Material Girl, La Isla Bonita, Like a Prayer, Vogue, Frozen ou Hung Up: cada um destes êxitos corresponde a uma Madonna diferente. De década em década, de disco para disco, a rainha da pop multiplicou-se em sons, imagens e polémicas. Ao fim de 40 anos de carreira, quantas contamos?
Em jeito de homenagem, a Antena 1 propôs-se investigar a vida e a obra desta matriosca musical. Mas a música é apenas a ponta do véu — e aí está o verdadeiro desafio. Como conciliar uma das mais prósperas discografias de todos os tempos, por um lado, com todo o contexto sociopolítico que a envolve? Como falar de Like a Virgin, em 1984, sem aferir o fenómeno adolescente que Madonna provocou por todo o mundo, das urbes às zonas rurais — até em Portugal? Tudo isto está em Madonna: A Lei da Reinvenção, documentário com autoria e produção de Pedro João Santos, locução de Mónica Mendes e sonorização de César Martins.
A estratégia foi simples: para quatro décadas, quatro episódios. A primeira parte (Um Crucifixo na Pista de Dança) atravessa a infância e a adolescência de Madonna, que parte dos subúrbios de Detroit para abraçar as discotecas de Nova Iorque. Como se entrosa este processo com o disco sound, a contracultura punk, o estilo de David Bowie e a figura de Marilyn Monroe? Para responder a tudo isto, ouvimos os músicos Alex D’Alva Teixeira, Ana Bacalhau e Maria João, e os críticos Isilda Sanches, João Lopes e Nuno Galopim. Madonna, o álbum homónimo de 1982, e o sucessor Like a Virgin são os álbuns discutidos neste episódio, com canções como Holiday ou Material Girl.
No segundo capítulo (Exposição Indecente), avançamos para o período entre 1985 e 1990, com dois reforços ao painel: o DJ e produtor Luís Clara Gomes, conhecido por Moullinex, além do etnomusicólogo Marco Roque de Freitas. Madonna reforça o seu protagonismo na indústria pop, ao editar o álbum True Blue, sendo extraídos como singles os temas Papa Don’t Preach ou Open Your Heart — mas isso é apenas a ponta do véu. Esta é a fase em que a artista se aproxima do cinema de Hollywood, após protagonizar o filme Desesperadamente Procurando Susana (e este seriado percorre também os altos e baixos desta filmografia). Sobretudo, marca o momento em que começa a pôr a sua música ao serviço de causas como o sexo seguro e o antirracismo — mas nem assim podemos resumir Like a Prayer, título de álbum, canção e teledisco que encetam uma tempestade perfeita.

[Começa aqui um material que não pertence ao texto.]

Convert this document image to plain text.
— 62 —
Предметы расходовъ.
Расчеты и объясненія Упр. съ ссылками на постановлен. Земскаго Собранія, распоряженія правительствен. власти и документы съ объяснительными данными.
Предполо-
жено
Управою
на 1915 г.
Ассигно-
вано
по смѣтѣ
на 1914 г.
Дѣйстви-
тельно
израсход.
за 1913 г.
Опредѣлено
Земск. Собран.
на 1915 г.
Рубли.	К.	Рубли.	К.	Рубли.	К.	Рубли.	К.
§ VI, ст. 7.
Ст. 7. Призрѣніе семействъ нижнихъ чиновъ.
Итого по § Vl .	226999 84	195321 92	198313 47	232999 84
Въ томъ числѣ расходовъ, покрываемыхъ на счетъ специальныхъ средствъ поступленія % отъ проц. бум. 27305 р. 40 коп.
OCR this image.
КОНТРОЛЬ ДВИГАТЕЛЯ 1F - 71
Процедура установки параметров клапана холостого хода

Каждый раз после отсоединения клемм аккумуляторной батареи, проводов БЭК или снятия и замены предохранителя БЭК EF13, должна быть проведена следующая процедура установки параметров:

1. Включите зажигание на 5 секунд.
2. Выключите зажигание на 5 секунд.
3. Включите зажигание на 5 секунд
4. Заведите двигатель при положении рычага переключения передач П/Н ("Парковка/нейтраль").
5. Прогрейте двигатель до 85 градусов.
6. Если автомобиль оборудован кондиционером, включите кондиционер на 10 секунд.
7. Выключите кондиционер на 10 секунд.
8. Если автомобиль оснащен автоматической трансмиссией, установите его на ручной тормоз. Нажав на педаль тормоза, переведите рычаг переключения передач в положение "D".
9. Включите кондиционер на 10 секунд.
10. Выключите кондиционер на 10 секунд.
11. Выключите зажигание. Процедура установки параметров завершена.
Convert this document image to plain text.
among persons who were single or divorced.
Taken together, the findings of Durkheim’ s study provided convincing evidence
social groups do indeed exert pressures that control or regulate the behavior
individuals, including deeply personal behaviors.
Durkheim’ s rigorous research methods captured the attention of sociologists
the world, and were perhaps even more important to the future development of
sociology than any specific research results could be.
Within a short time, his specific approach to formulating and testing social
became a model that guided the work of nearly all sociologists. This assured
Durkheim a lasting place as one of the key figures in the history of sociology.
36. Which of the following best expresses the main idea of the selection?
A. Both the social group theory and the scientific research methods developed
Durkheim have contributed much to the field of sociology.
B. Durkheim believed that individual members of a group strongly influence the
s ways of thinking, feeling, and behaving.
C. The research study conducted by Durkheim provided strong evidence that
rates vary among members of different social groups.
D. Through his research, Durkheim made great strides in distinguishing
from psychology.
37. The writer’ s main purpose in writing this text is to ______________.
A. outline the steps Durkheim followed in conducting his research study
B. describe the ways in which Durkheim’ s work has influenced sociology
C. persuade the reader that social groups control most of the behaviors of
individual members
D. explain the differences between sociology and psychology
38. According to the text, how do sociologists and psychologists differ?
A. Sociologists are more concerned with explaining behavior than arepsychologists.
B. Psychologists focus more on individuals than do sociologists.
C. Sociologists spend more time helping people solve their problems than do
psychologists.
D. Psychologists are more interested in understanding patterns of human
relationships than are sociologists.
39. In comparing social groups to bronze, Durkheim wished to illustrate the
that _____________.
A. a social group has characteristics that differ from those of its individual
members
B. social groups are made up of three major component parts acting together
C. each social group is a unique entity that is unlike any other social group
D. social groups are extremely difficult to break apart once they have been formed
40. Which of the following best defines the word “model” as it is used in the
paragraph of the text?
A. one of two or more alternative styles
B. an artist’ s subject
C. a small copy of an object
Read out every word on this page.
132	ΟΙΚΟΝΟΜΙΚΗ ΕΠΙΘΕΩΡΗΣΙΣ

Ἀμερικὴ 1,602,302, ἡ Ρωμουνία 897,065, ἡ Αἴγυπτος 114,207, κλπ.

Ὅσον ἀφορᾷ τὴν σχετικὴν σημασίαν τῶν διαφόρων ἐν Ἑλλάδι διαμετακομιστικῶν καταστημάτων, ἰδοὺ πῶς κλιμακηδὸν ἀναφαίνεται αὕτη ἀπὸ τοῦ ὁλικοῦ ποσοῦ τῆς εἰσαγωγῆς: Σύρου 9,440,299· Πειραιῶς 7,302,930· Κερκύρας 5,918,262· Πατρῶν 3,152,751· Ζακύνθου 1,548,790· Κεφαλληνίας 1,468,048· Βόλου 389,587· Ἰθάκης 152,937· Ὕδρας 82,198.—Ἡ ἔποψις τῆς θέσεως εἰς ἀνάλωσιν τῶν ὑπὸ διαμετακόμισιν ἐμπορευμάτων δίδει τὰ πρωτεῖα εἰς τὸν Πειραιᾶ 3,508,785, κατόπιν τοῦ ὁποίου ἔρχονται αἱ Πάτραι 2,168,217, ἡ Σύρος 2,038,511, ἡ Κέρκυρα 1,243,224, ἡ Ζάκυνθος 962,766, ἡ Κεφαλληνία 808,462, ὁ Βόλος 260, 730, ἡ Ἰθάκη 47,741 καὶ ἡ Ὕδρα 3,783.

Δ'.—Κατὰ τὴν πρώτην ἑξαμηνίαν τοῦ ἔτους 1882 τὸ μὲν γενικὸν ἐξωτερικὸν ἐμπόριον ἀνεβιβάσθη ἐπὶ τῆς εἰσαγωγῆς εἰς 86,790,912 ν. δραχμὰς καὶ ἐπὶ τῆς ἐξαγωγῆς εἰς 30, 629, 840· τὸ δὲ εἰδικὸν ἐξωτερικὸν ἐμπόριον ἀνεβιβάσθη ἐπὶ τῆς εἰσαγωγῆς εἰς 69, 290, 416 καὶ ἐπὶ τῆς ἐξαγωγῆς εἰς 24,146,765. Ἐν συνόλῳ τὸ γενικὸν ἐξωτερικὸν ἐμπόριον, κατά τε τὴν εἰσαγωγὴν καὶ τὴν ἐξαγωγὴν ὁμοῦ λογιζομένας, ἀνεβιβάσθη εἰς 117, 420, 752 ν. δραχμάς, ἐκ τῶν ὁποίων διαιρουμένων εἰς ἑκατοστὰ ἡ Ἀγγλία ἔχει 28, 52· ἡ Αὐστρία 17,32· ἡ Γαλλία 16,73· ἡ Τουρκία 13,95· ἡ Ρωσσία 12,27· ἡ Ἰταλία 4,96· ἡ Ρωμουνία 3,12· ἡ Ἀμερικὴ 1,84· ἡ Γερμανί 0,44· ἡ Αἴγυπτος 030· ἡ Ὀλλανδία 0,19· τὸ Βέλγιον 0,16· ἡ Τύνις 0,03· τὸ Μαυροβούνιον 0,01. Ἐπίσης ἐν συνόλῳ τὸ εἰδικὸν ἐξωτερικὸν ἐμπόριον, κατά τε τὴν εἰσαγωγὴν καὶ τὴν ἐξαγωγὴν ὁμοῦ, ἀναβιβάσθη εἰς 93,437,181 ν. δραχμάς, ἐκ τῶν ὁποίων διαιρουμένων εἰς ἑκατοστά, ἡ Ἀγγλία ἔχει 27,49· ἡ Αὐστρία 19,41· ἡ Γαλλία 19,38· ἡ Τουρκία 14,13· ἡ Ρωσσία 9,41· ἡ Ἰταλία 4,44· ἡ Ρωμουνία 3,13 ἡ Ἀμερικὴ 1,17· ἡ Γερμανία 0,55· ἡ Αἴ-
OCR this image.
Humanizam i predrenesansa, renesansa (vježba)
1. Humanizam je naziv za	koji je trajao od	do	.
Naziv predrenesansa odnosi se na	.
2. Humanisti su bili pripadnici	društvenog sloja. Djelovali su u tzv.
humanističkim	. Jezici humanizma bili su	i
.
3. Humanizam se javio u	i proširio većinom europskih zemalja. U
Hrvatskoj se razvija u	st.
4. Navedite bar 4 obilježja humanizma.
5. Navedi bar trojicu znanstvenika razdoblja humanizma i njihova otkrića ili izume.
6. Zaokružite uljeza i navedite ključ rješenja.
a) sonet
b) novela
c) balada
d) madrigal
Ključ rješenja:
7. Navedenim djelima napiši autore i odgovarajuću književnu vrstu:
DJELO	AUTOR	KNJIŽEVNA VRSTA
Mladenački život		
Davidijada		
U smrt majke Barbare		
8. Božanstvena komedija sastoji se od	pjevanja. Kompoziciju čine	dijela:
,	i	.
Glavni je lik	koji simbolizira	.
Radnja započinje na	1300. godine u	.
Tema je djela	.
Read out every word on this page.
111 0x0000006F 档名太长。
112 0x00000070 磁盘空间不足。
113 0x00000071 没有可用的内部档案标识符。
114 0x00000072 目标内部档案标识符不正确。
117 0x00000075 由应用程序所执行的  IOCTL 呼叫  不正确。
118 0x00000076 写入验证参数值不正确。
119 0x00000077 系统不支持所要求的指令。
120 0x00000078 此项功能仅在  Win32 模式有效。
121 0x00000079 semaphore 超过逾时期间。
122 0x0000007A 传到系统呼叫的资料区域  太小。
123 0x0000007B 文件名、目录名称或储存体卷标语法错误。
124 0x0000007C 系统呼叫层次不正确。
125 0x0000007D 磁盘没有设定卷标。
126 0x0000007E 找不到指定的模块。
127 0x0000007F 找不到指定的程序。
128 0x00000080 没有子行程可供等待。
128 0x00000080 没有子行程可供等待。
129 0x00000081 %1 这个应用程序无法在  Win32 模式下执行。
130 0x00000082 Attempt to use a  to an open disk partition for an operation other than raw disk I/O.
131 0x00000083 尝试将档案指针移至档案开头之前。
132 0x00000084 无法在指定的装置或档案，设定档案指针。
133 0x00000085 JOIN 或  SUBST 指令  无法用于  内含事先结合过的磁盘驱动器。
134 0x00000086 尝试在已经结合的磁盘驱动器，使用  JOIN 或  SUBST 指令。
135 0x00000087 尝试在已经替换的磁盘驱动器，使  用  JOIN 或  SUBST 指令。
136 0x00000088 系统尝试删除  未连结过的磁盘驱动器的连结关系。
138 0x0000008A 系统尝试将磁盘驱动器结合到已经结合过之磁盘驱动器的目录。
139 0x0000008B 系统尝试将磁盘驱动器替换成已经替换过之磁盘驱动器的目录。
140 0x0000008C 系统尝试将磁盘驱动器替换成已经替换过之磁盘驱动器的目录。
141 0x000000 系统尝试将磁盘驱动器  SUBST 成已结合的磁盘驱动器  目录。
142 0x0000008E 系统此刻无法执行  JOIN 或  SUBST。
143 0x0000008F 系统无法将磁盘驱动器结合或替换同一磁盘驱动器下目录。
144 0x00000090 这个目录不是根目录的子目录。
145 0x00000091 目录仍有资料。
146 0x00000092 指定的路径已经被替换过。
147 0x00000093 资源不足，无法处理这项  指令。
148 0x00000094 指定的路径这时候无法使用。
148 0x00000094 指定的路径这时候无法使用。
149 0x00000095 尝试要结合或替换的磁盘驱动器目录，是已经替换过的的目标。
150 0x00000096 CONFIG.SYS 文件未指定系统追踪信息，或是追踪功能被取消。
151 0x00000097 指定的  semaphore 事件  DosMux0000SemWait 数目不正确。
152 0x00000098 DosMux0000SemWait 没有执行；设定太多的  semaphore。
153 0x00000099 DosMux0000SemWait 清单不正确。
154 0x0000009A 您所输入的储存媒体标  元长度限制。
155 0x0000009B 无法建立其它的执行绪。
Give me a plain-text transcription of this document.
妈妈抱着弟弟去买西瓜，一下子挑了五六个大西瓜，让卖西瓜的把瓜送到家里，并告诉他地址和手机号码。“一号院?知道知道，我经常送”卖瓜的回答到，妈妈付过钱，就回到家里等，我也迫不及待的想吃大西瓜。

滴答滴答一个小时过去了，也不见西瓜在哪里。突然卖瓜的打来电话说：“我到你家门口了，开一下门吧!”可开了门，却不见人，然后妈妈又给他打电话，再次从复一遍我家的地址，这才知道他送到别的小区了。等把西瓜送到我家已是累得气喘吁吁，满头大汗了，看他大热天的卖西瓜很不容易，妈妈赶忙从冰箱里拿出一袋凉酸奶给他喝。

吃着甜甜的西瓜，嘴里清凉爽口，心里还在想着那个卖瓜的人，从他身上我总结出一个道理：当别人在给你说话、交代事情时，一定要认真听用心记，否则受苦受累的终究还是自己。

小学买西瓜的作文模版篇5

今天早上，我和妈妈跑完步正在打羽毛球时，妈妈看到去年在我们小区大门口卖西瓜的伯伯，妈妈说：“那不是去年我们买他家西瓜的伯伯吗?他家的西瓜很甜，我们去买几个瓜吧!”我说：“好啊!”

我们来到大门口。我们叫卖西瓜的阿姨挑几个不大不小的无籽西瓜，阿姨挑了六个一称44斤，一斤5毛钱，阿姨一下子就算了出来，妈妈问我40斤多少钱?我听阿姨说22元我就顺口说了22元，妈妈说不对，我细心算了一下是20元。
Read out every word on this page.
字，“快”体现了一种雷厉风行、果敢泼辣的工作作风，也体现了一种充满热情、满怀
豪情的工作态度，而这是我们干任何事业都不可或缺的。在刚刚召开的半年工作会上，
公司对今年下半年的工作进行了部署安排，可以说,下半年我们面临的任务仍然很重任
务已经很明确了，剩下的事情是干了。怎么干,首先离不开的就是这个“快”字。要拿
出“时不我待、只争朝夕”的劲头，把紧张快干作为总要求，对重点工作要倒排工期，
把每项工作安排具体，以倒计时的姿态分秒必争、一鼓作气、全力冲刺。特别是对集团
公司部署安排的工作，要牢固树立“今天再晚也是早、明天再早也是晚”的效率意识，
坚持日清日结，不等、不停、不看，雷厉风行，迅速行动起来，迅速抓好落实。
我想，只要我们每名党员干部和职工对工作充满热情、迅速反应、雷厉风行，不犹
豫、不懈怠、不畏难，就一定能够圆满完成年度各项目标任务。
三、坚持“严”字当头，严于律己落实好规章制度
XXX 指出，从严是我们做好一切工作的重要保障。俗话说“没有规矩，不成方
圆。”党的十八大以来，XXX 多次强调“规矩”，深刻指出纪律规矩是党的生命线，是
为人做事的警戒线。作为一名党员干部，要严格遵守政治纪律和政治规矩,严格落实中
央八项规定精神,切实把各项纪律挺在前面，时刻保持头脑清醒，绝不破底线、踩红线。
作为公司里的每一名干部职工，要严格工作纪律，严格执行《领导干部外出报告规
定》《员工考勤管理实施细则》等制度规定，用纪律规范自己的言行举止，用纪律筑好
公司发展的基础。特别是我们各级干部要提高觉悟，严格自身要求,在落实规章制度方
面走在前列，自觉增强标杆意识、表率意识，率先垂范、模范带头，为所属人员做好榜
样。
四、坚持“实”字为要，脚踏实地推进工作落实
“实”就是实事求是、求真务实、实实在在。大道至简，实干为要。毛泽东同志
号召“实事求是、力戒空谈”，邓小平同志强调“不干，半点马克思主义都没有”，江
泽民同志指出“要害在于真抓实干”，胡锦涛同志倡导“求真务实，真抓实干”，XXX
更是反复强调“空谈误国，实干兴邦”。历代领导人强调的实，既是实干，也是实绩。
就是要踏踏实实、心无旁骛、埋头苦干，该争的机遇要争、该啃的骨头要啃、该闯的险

É em 1990 que começamos o terceiro episódio (Cabedal, Alumínio e Luz), no decurso de uma Blond Ambition Tour que faz manchetes por todo o globo. O êxito Vogue ilumina uma das maiores afinidades de Madonna: aquela que desenvolve desde cedo com a subcultura queer ou LGBT+. É posta em causa por acusações de aproveitamento, mas Erotica (1992) reforça esta ligação, num álbum em que a intimidade é tratada sem os pudores típicos dos anos 90 — assolados ainda pela crise de HIV/sida. Perante o sobressalto mediático desta era, Madonna desenha uma trajetória mais subtil, um plano tracejado pelo LP Bedtime Stories (1994) e pelo filme Evita (1996). Tudo culmina em 1998, com o álbum Ray of Light e o êxito Frozen, graças aos quais Madonna consegue o seu pico de aclamação.
A Lei da Reinvenção encerra, na quarta parte (Descosem-se os Lábios), com o século XXI: a primeira toada é de Music (2000), um sucesso que sinaliza a continuidade, mas não dura muito tempo. O álbum American Life, de 2003, gera uma das maiores controvérsias da carreira de Madonna, graças a um teledisco alusivo às atrocidades da guerra — seguindo-se uma impensável moderação de imagem. Confessions on a Dance Floor, propelido pelo tema Hung Up e a sua citação de Abba, faz com que 2005 seja novamente o ano de Madonna. Mas esse controlo torna a perder-se nos álbuns Hard Candy (2008), MDNA (2012) e Rebel Heart (2015), à busca de uma sintonia perdida com os topos das tabelas, mas também a braços com o idadismo — com que é atingida ao longo dos anos. E ainda há tempo, pois claro, para discutir a sua mudança para Lisboa e o disco que daí resulta, Madame X (2019), além da sua presença no TikTok.
Mil e uma Madonnas, temas que atravessam gerações, debates e polémicas cuja importância se continua a renovar com o passar dos anos. Sabíamos que não seria um desafio fácil… mas é isso que mais nos entusiasma — e Madonna poderia dizer o mesmo.